Predicting death can change the value of a life


If you can predict your death, do you want to? For most of human history, the answer was a It’s correct. In Neolithic China, prophets practiced pyro-osteomancy, or read bones; the ancient Greeks divided the future by the flight of birds; Mesopotamian even tried to plot the future in the fascination of dead animals. We’ve looked at the stars and the movements of the planets, we’ve looked at weather patterns, and we’ve even looked at physical fortune-telling as superstition. children born with a caul” to ensure good luck in the future and a long life. By the 1700s, the art of prediction had become a bit more scientific, with mathematician and probability expert Abraham de Moivre attempting to calculate his own mortality using equations, but the predictions were really accurate. The body is still out of reach.

Then, in June 2021, de Moivre’s greatest wish came true: Scientists have discovered the first reliable measurement to determine the length of your life. Using a dataset of 5,000 protein measurements from about 23,000 Icelanders, researchers working for decode Genetics in Reykjavik, Iceland has developed a tool to predict downtime — or, as their press release explains, “How much life is left?. “It’s an unusual statement, and it comes with specific questions about our methods, our ethics, and our meaning in life.

A technology that accurately predicts death promises to change the way we think about our mortality. For most people, most of the time, death remains a vague consideration, haunting the dark corners of our minds. But knowing when our lives will end, knowing the days and hours left, removes that comfortable abstraction. It also makes us look at risk differently; for example, we are more likely to try Unproven therapy in an attempt to beat the odds. If the prediction comes far enough ahead, most of us might even try to prevent the event from happening or avoid the outcome. Science fiction often tantalizes us with that possibility; movies like Minority Report, Thrill Seekers, and destroyer The franchise uses cutting-edge knowledge of the future to change the past, averting death and disaster (or not) before it happens. Indeed, when fit and healthy people think about predicting death, they tend to think of sci-fi possibilities – a future where death and disease are eradicated before they can be caught. head. But for disabled people like me, the technology that predicts death serves as a reminder that we are often seen as better off dead. A science for predicting the length of life carries a judgment about its worth: that more life equals a better or more worthwhile life. It’s hard not to see the rampage of a technocratic agency taking down the most vulnerable.
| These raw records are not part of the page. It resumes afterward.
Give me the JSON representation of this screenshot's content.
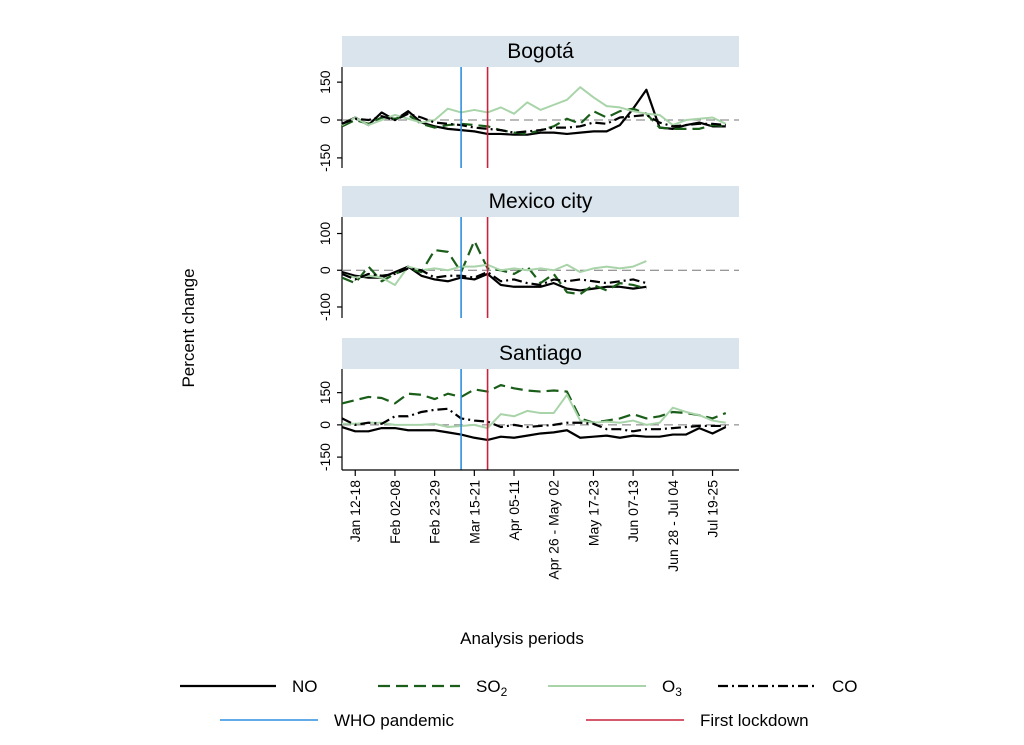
{
  "chart_data": {
    "type": "line",
    "ylabel": "Percent change",
    "xlabel": "Analysis periods",
    "x_tick_labels": [
      "Jan 12-18",
      "Feb 02-08",
      "Feb 23-29",
      "Mar 15-21",
      "Apr 05-11",
      "Apr 26 - May 02",
      "May 17-23",
      "Jun 07-13",
      "Jun 28 - Jul 04",
      "Jul 19-25"
    ],
    "x_tick_positions": [
      1,
      4,
      7,
      10,
      13,
      16,
      19,
      22,
      25,
      28
    ],
    "xlim": [
      0,
      30
    ],
    "markers": [
      {
        "name": "WHO pandemic",
        "x": 9,
        "color": "#2f8fe0"
      },
      {
        "name": "First lockdown",
        "x": 11,
        "color": "#c8233c"
      }
    ],
    "grid": false,
    "legend_position": "bottom",
    "series_styles": [
      {
        "key": "NO",
        "name": "NO",
        "name_sub": "",
        "color": "#000000",
        "dash": ""
      },
      {
        "key": "SO2",
        "name": "SO",
        "name_sub": "2",
        "color": "#1a5e1a",
        "dash": "12,6"
      },
      {
        "key": "O3",
        "name": "O",
        "name_sub": "3",
        "color": "#a9d4a9",
        "dash": ""
      },
      {
        "key": "CO",
        "name": "CO",
        "name_sub": "",
        "color": "#000000",
        "dash": "10,4,2,4"
      }
    ],
    "panels": [
      {
        "title": "Bogotá",
        "ylim": [
          -190,
          210
        ],
        "yticks": [
          150,
          0,
          -150
        ],
        "ytick_labels": [
          "150",
          "0",
          "-150"
        ],
        "series": {
          "NO": [
            -15,
            10,
            -20,
            30,
            0,
            35,
            -10,
            -25,
            -35,
            -40,
            -45,
            -55,
            -55,
            -58,
            -58,
            -50,
            -50,
            -55,
            -50,
            -45,
            -45,
            -20,
            45,
            120,
            -30,
            -35,
            -20,
            -10,
            -25,
            -25
          ],
          "SO2": [
            -25,
            0,
            -15,
            10,
            5,
            20,
            -15,
            -30,
            -20,
            -15,
            -20,
            -25,
            -40,
            -50,
            -55,
            -40,
            -25,
            5,
            -15,
            35,
            10,
            35,
            45,
            25,
            -30,
            -35,
            -35,
            -35,
            -20,
            -25
          ],
          "O3": [
            -20,
            10,
            -20,
            0,
            20,
            5,
            -10,
            0,
            45,
            30,
            40,
            30,
            50,
            25,
            70,
            40,
            60,
            80,
            130,
            90,
            55,
            50,
            35,
            25,
            20,
            -20,
            0,
            5,
            10,
            -15
          ],
          "CO": [
            -15,
            5,
            0,
            15,
            0,
            25,
            10,
            -10,
            -15,
            -20,
            -30,
            -35,
            -40,
            -50,
            -45,
            -40,
            -30,
            -30,
            -25,
            -10,
            -15,
            10,
            15,
            20,
            -10,
            -25,
            -20,
            -15,
            -15,
            -20
          ]
        }
      },
      {
        "title": "Mexico city",
        "ylim": [
          -130,
          145
        ],
        "yticks": [
          100,
          0,
          -100
        ],
        "ytick_labels": [
          "100",
          "0",
          "-100"
        ],
        "series": {
          "NO": [
            -5,
            -15,
            -20,
            -20,
            -5,
            10,
            -15,
            -25,
            -30,
            -20,
            -25,
            -10,
            -40,
            -45,
            -45,
            -45,
            -35,
            -50,
            -55,
            -50,
            -45,
            -45,
            -50,
            -45
          ],
          "SO2": [
            -20,
            -35,
            10,
            -30,
            -10,
            5,
            -5,
            55,
            50,
            -5,
            80,
            5,
            0,
            -10,
            10,
            -35,
            -10,
            -60,
            -65,
            -40,
            -55,
            -35,
            -40,
            -50
          ],
          "O3": [
            -10,
            -20,
            -15,
            -20,
            -40,
            10,
            0,
            5,
            0,
            10,
            10,
            15,
            0,
            5,
            0,
            5,
            0,
            15,
            -5,
            5,
            10,
            5,
            10,
            25
          ],
          "CO": [
            -10,
            -25,
            -10,
            -15,
            -10,
            5,
            0,
            -20,
            -15,
            -15,
            -20,
            -5,
            -30,
            -25,
            -35,
            -40,
            -25,
            -30,
            -25,
            -30,
            -35,
            -30,
            -25,
            -35
          ]
        }
      },
      {
        "title": "Santiago",
        "ylim": [
          -210,
          260
        ],
        "yticks": [
          150,
          0,
          -150
        ],
        "ytick_labels": [
          "150",
          "0",
          "-150"
        ],
        "series": {
          "NO": [
            -10,
            -30,
            -30,
            -15,
            -15,
            -25,
            -25,
            -25,
            -35,
            -45,
            -60,
            -70,
            -55,
            -60,
            -50,
            -40,
            -35,
            -25,
            -60,
            -55,
            -50,
            -60,
            -50,
            -55,
            -55,
            -45,
            -45,
            -15,
            -40,
            -10
          ],
          "SO2": [
            100,
            115,
            130,
            125,
            100,
            145,
            140,
            120,
            145,
            130,
            165,
            155,
            185,
            170,
            160,
            155,
            160,
            155,
            30,
            10,
            20,
            30,
            50,
            30,
            40,
            60,
            55,
            45,
            30,
            55
          ],
          "O3": [
            5,
            5,
            10,
            10,
            0,
            0,
            0,
            5,
            -10,
            -5,
            0,
            -15,
            50,
            40,
            65,
            55,
            55,
            140,
            20,
            10,
            15,
            10,
            20,
            0,
            10,
            80,
            60,
            45,
            20,
            10
          ],
          "CO": [
            30,
            0,
            10,
            5,
            40,
            40,
            60,
            70,
            75,
            30,
            20,
            15,
            -10,
            0,
            -10,
            -5,
            0,
            10,
            10,
            5,
            -20,
            -20,
            -30,
            -20,
            -20,
            -15,
            -10,
            -5,
            -5,
            -5
          ]
        }
      }
    ]
  }
}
Explore this summer is the work of researchers Kari Stefansson and Thjodbjorg Eiriksdottir, who found that individual proteins in our DNA are involved in overall mortality — and that different causes of death still exist.” similar protein profiles. Eiriksdottir claims they were able to measure these profiles in just one blood draw, seeing in the plasma a sort of hourglass for the rest. Scientists call these mortality-monitoring metrics biomarkers, and 106 of them help predict all-cause (rather than disease-specific) mortality. But the breakthrough for Stefansson, Eiriksdottir and their research team was scale. The process they develop is called SOMAMER .-based Multichannel Proteomic Assay, and it means the team can measure thousands upon thousands of proteins at once.
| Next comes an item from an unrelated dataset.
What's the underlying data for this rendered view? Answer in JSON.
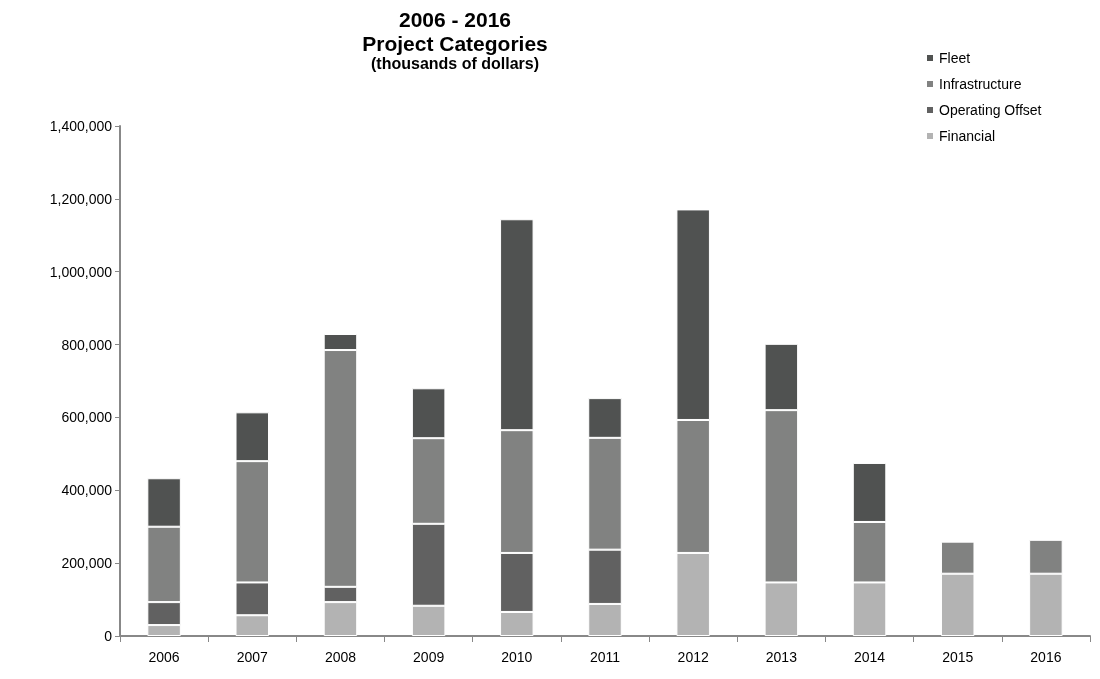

The results of all these measurements are not exact date and time. Instead, it gives medical professionals the ability to accurately predict the top patient percentage most likely to die (have the highest risk, about 5% of the total) and also the highest rate at least potentially fatal (lowest risk), from a single needle sting and a small vial of blood. That might not sound like a crystal ball, but it’s clearly just a leap. The deCODE researchers plan to improve the process to make it “more useful,” and the effort, along with other projects, is racing for first place in the process. death prediction technology, which includes an artificial intelligence algorithm for palliative care. The creators of this algorithm hope to use “AI’s cold calculation“To drive clinicians’ decisions and force loved ones to have the dreaded conversation — because there’s a world of difference between ‘I’m dying’ and ‘I’m dying right now’.